Great article on Advertising Age's website this morning about the growth of lower-alcohol craft beer. I've been predicting -- and hoping -- that the new trend in craft beer will be session beers, which are generally defined as those that contain no more than 4.5 or 5 percent alcohol by volume (some people insist that the threshold is 4 percent; they argue about this all the time on BeerAdvocate.com).
Most of the attention on craft beer over the past several years has gone to beers with higher ABVs -- brews like Stone's Arrogant Bastard (7.2 percent), Dogfish Head's 90 Minute IPA (9 percent), and Goose Island's Bourbon County Brand Stout (13 percent). Great beers, yes. But one of those and you could be done for the night, so these kinds of beers are not exactly ideal for parties or gatherings.
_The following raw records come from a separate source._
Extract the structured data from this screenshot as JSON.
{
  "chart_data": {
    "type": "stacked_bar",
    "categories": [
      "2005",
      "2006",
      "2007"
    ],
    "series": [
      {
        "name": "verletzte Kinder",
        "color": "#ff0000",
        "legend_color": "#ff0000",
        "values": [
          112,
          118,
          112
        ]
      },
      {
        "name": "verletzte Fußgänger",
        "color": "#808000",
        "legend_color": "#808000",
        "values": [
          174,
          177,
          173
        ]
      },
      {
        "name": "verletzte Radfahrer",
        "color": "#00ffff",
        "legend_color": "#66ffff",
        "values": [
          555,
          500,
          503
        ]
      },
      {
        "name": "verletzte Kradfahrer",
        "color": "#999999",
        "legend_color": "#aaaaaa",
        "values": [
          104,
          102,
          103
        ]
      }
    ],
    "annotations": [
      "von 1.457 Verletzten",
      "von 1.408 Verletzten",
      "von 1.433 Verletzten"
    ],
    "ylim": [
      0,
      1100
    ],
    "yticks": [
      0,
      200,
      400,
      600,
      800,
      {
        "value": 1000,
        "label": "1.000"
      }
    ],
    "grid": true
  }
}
Our big two local brewers -- Sam Adams and Harpoon -- have built their businesses on beers with ABVs around 5 percent, and it's heartening to see others following suit. My favorite new sessionable (to avoid arguments) beer is Mayflower Spring Hop Ale (5 percent), which is gone for the season but will be back toward the end of winter '12. I've also heard great things about Narragansett's new Summer Ale (4.2 percent). And there's a local brewer -- Notch, which brews in both Ipswich, Mass., and Kennebunk, Maine -- that makes nothing but beers under 4.5 percent ABV.
Session ales are what separate excellent brewers from fair ones: A mediocre beer can be disguised by its high alcohol content. A lousy 5 percent beer reveals itself. But an outstanding low-alcohol beer is something special.